Successful nations de-emphasize school sports. Should we?

Schools and sportsParents are understandably distressed when U.S. high school students score badly in math, science and reading compared with kids in other countries.

There has been an endless series of seemingly fruitless education reforms here at home to deal with the gap. Now comes an intriguing approach based on the insights of U.S. exchange students who spent a year in some of the most successful high schools in the world - in Finland, Poland and South Korea.

Author and journalist Amanda Ripley followed three exchange students for her new book, "The Smartest Kids in the World - and How They Got That Way," and argues that a way to improve academics and help American students compete in the modern economy is to de-emphasize school sports.

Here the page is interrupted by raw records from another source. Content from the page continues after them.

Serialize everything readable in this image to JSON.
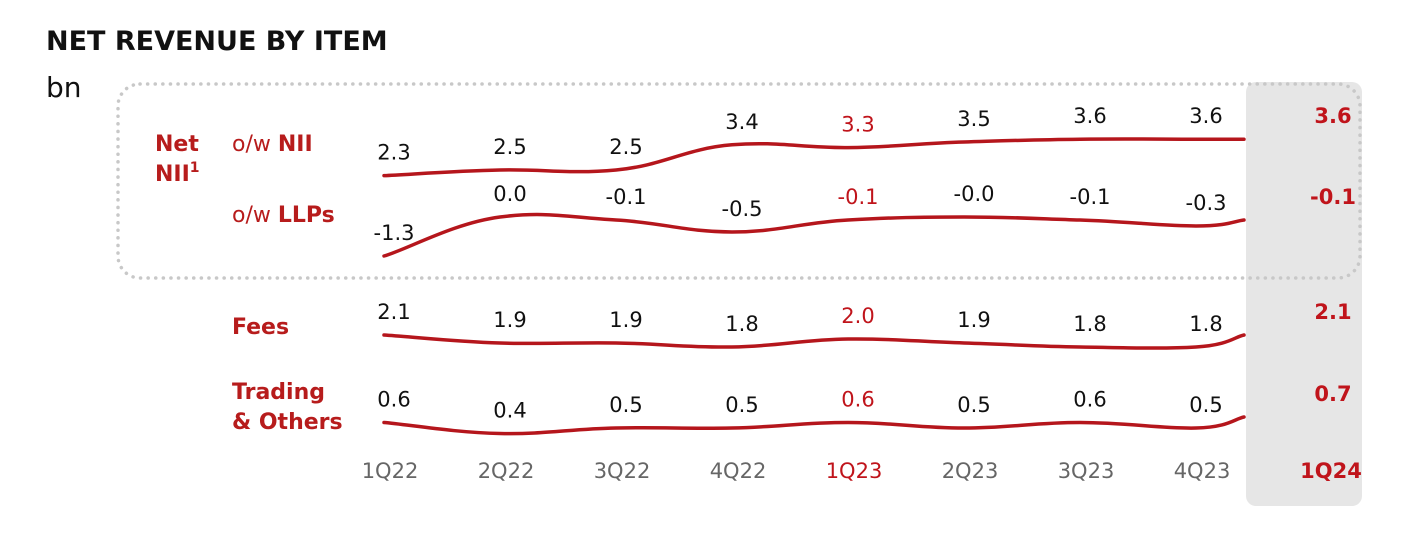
{
  "title": "NET REVENUE BY ITEM",
  "unit": "bn",
  "group_label": {
    "line1": "Net",
    "line2": "NII",
    "sup": "1"
  },
  "row_labels": {
    "nii": {
      "prefix": "o/w ",
      "bold": "NII"
    },
    "llps": {
      "prefix": "o/w ",
      "bold": "LLPs"
    },
    "fees": "Fees",
    "trading_line1": "Trading",
    "trading_line2": "& Others"
  },
  "colors": {
    "accent": "#c0141b",
    "line": "#b5161c",
    "text": "#111111",
    "axis": "#666666",
    "highlight_bg": "#e6e6e6",
    "group_border": "#c8c8c8"
  },
  "chart_data": {
    "type": "line",
    "title": "NET REVENUE BY ITEM",
    "unit": "bn",
    "categories": [
      "1Q22",
      "2Q22",
      "3Q22",
      "4Q22",
      "1Q23",
      "2Q23",
      "3Q23",
      "4Q23",
      "1Q24"
    ],
    "highlight_categories": [
      "1Q23",
      "1Q24"
    ],
    "current_period": "1Q24",
    "series": [
      {
        "name": "o/w NII",
        "values": [
          2.3,
          2.5,
          2.5,
          3.4,
          3.3,
          3.5,
          3.6,
          3.6,
          3.6
        ],
        "labels": [
          "2.3",
          "2.5",
          "2.5",
          "3.4",
          "3.3",
          "3.5",
          "3.6",
          "3.6",
          "3.6"
        ]
      },
      {
        "name": "o/w LLPs",
        "values": [
          -1.3,
          0.0,
          -0.1,
          -0.5,
          -0.1,
          -0.0,
          -0.1,
          -0.3,
          -0.1
        ],
        "labels": [
          "-1.3",
          "0.0",
          "-0.1",
          "-0.5",
          "-0.1",
          "-0.0",
          "-0.1",
          "-0.3",
          "-0.1"
        ]
      },
      {
        "name": "Fees",
        "values": [
          2.1,
          1.9,
          1.9,
          1.8,
          2.0,
          1.9,
          1.8,
          1.8,
          2.1
        ],
        "labels": [
          "2.1",
          "1.9",
          "1.9",
          "1.8",
          "2.0",
          "1.9",
          "1.8",
          "1.8",
          "2.1"
        ]
      },
      {
        "name": "Trading & Others",
        "values": [
          0.6,
          0.4,
          0.5,
          0.5,
          0.6,
          0.5,
          0.6,
          0.5,
          0.7
        ],
        "labels": [
          "0.6",
          "0.4",
          "0.5",
          "0.5",
          "0.6",
          "0.5",
          "0.6",
          "0.5",
          "0.7"
        ]
      }
    ]
  }
}
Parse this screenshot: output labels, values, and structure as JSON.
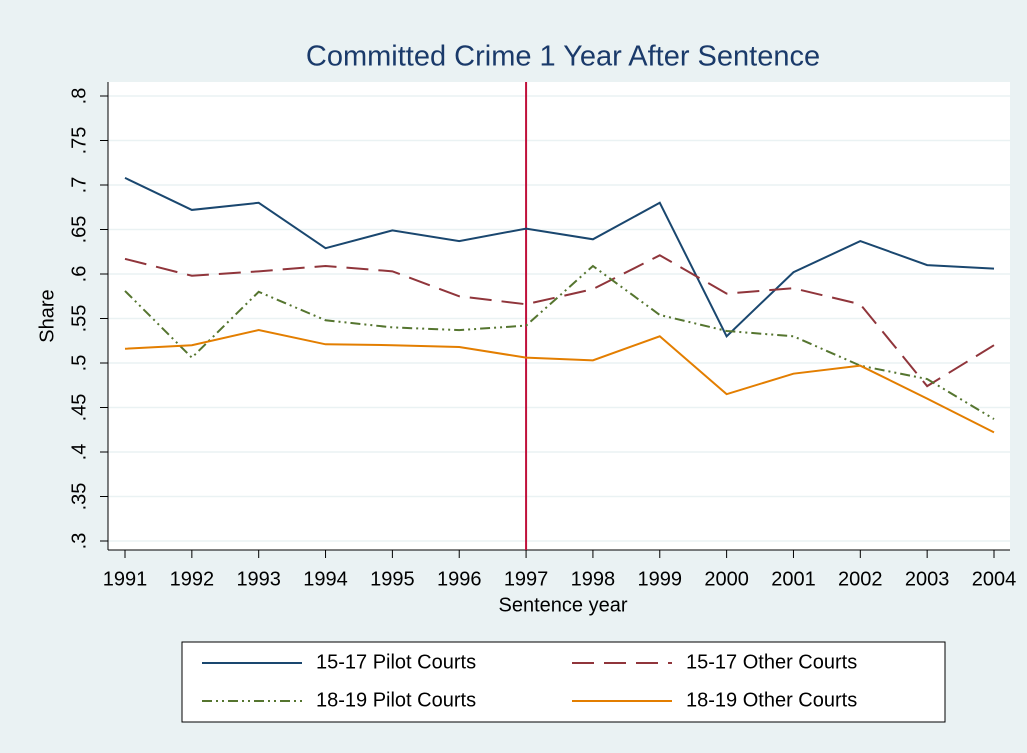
{
  "chart_data": {
    "type": "line",
    "title": "Committed Crime 1 Year After Sentence",
    "xlabel": "Sentence year",
    "ylabel": "Share",
    "x": [
      1991,
      1992,
      1993,
      1994,
      1995,
      1996,
      1997,
      1998,
      1999,
      2000,
      2001,
      2002,
      2003,
      2004
    ],
    "xlim": [
      1991,
      2004
    ],
    "xticks": [
      1991,
      1992,
      1993,
      1994,
      1995,
      1996,
      1997,
      1998,
      1999,
      2000,
      2001,
      2002,
      2003,
      2004
    ],
    "ylim": [
      0.3,
      0.8
    ],
    "yticks": [
      {
        "value": 0.3,
        "label": ".3"
      },
      {
        "value": 0.35,
        "label": ".35"
      },
      {
        "value": 0.4,
        "label": ".4"
      },
      {
        "value": 0.45,
        "label": ".45"
      },
      {
        "value": 0.5,
        "label": ".5"
      },
      {
        "value": 0.55,
        "label": ".55"
      },
      {
        "value": 0.6,
        "label": ".6"
      },
      {
        "value": 0.65,
        "label": ".65"
      },
      {
        "value": 0.7,
        "label": ".7"
      },
      {
        "value": 0.75,
        "label": ".75"
      },
      {
        "value": 0.8,
        "label": ".8"
      }
    ],
    "grid": true,
    "vline": {
      "x": 1997,
      "color": "#c0103a"
    },
    "legend": "bottom",
    "series": [
      {
        "name": "15-17 Pilot Courts",
        "color": "#1a476f",
        "style": "solid",
        "values": [
          0.708,
          0.672,
          0.68,
          0.629,
          0.649,
          0.637,
          0.651,
          0.639,
          0.68,
          0.53,
          0.602,
          0.637,
          0.61,
          0.606
        ]
      },
      {
        "name": "15-17 Other Courts",
        "color": "#90353b",
        "style": "dash",
        "values": [
          0.617,
          0.598,
          0.603,
          0.609,
          0.603,
          0.575,
          0.566,
          0.583,
          0.621,
          0.578,
          0.584,
          0.566,
          0.474,
          0.52
        ]
      },
      {
        "name": "18-19 Pilot Courts",
        "color": "#55752f",
        "style": "dashdot",
        "values": [
          0.581,
          0.506,
          0.58,
          0.548,
          0.54,
          0.537,
          0.542,
          0.609,
          0.554,
          0.536,
          0.53,
          0.497,
          0.482,
          0.437
        ]
      },
      {
        "name": "18-19 Other Courts",
        "color": "#e37e00",
        "style": "solid",
        "values": [
          0.516,
          0.52,
          0.537,
          0.521,
          0.52,
          0.518,
          0.506,
          0.503,
          0.53,
          0.465,
          0.488,
          0.497,
          0.46,
          0.422
        ]
      }
    ]
  }
}
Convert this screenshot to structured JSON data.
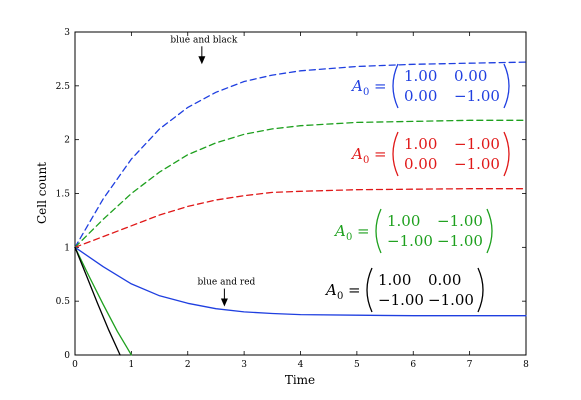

Instead, the United States should bring its sports-like passion and intensity to academics, she concludes. "High school in Finland, Korea, and Poland had a purpose, just like high-school football practice in America," she writes. "There was a big, important contest at the end, and the score counted."

Sports are a distraction, Ripley argues, and most countries require them to take place outside of school. Trading in our school sports culture would require a huge change for Americans, who revere teamwork and sportsmanship as training for life. Whole communities are built around school sports teams, and colleges reward student-athletes with admissions and scholarships.

But playing down sports could pay off, as it has elsewhere, if we redirect money, focus and glory to learning.

One exchange student, Kim, studied in Finland, where she noticed that "the students here care more. They see how what they do now will affect them. It's more real to them."

Jenny grew up in South Korea and moved to New Jersey with her family for high school in 2011. She put it this way: "Kids in Korea have this thing inside them. They feel this necessity to study and get a good job and have a better life."

Finland ranks first in science, second in reading and third in math on the PISA - the Program for International Student Assessment - that's given to 15-year-olds. (The United States ranks 12th in reading, 17th in science and 26th in math.) PISA looks not at the test-takers' ability to memorize knowledge, but to reason and think critically.

South Korea ranks first in reading, second in math and fourth in science. Ripley is critical of memorization in Korean education, but she praises its high goals and the freedom students have to fail and recover through hard work - good lessons for American parents.

Too often, we don't ask teachers to give our kids harder assignments - and we're quick to complain about a failing grade. What's working elsewhere is to set ambitious goals for kids, and then allow them to discover that they have it within themselves to reclaim success from failure.

Each of the countries in "Smartest Kids" came to education reform after an economic crisis. Finland was losing jobs after graduating just 10 percent of its teens from high school in the 1950s. Today, the graduation rate is 95 percent.

Poland's wakeup came in 1999, as students consistently tested below average in reading. By 2009, they were outperforming U.S. students in all three PISA measures. In just a decade, Poland changed course, despite having similar levels of child poverty as the United States, and in spite of spending half the money per pupil.

Have the Great Recession and sluggish recovery been sufficient to persuade Americans to raise our school standards? We've tried so many "reforms" in education. Maybe what we need is a truly radical shift away from sports in favor of schooling.